By week two, she’d start to feel better, only to begin the process over again.

Flores’s hair thinned with chemo, but it didn’t fall out. Observers would never have guessed she was being treated for cancer from her appearance, she says.

But on the inside, she was gripped by fatigue, her body hurt, and her nerves were sensitive. She also developed a blood clot in her lung, a known risk associated with chemotherapy.

It took Flores a year to get back into her life as she knew it once she’d finished treatment. When she did, she added a new facet to it — advocacy.

Flores, now 56, is an ambassador with Fight Colorectal Cancer, an organization that conducts research and provides information for patients who have been diagnosed with colorectal cancer. She is also determined to share her story with the Latinx community, in which cancer is the No. 1 killer.
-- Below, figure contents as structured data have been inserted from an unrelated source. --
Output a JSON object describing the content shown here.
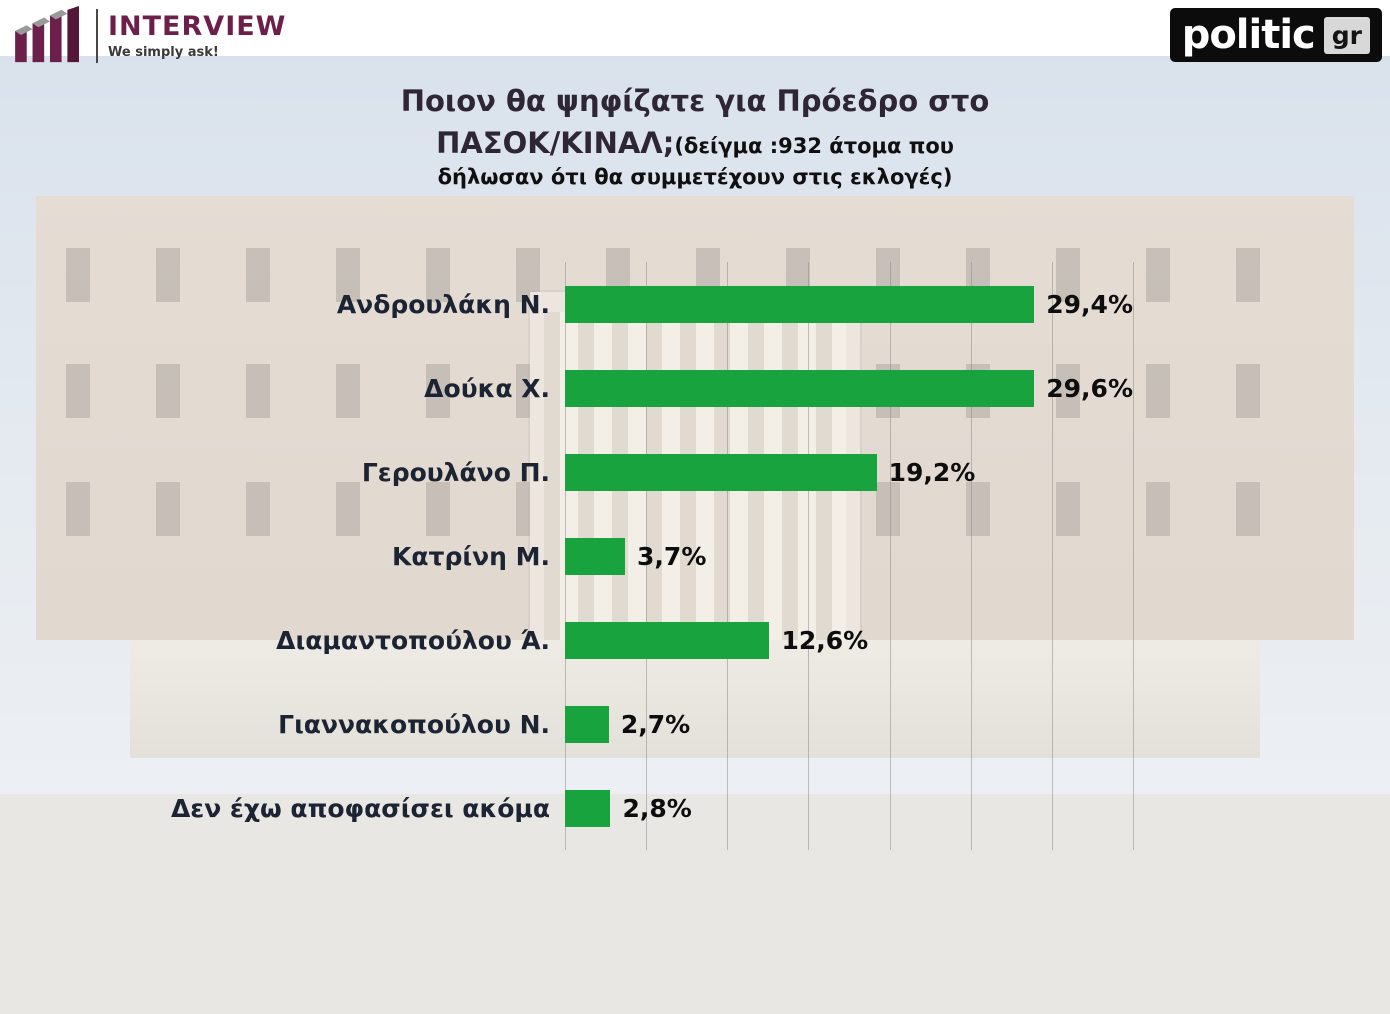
{
  "header": {
    "interview": {
      "name": "INTERVIEW",
      "tagline": "We simply ask!"
    },
    "politic": {
      "name": "politic",
      "tld": "gr"
    }
  },
  "title": {
    "line1": "Ποιον θα ψηφίζατε για Πρόεδρο στο",
    "line2_main": "ΠΑΣΟΚ/ΚΙΝΑΛ;",
    "line2_note": "(δείγμα :932 άτομα που",
    "line3": "δήλωσαν ότι θα συμμετέχουν στις εκλογές)"
  },
  "chart_data": {
    "type": "bar",
    "orientation": "horizontal",
    "title": "Ποιον θα ψηφίζατε για Πρόεδρο στο ΠΑΣΟΚ/ΚΙΝΑΛ;",
    "subtitle": "(δείγμα :932 άτομα που δήλωσαν ότι θα συμμετέχουν στις εκλογές)",
    "categories": [
      "Ανδρουλάκη Ν.",
      "Δούκα Χ.",
      "Γερουλάνο Π.",
      "Κατρίνη Μ.",
      "Διαμαντοπούλου Ά.",
      "Γιαννακοπούλου Ν.",
      "Δεν έχω αποφασίσει ακόμα"
    ],
    "values": [
      29.4,
      29.6,
      19.2,
      3.7,
      12.6,
      2.7,
      2.8
    ],
    "value_labels": [
      "29,4%",
      "29,6%",
      "19,2%",
      "3,7%",
      "12,6%",
      "2,7%",
      "2,8%"
    ],
    "bar_color": "#18a33e",
    "xlim": [
      0,
      35
    ],
    "grid": true,
    "grid_interval": 5,
    "legend": false
  }
}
Flores’s father is from Ecuador, and her mother is from the Dominican Republic. Among the recent trend of a higher incidence of colorectal cancer in people under 50, Hispanic Americans are disproportionately affected. A study published in 2016 in the Journal of Gastrointestinal Oncology, for instance, found that between 1997 and 2007 the rate of young colorectal cancer diagnoses in Hispanic Americans went up 45 percent compared with 27 percent in non-Hispanic whites and 15 percent in Asian Americans.

Screening is also low in this community. A recent study published in 2018 in the journal Cancer Causes & Control found that only 47 percent of Hispanics reported recent colorectal screening compared with 64 percent of non-Hispanics. And data from a recent Harris Poll found that 73 percent of Hispanic adults were less likely to believe they should be getting screened regularly.

“As a first-generation American, I am a part of the Latnix community, and it’s a community that can be underserved due to lack of information and awareness. This community is more likely to put off routine exams or ignore symptoms due to lack of insurance or time,” she says.

Members of the community also put off screening because they are too busy. “When our parents came to this country, they work, they work, they work, and they don’t see doctors,” she says. “So a lot of the time, when they do get diagnosed, it’s too late.”

She also tells people in the Latinx and Hispanic community that being nervous about colorectal screening is normal — but that they need to do it anyway. “We cannot allow ourselves to be crippled by fear,” she says.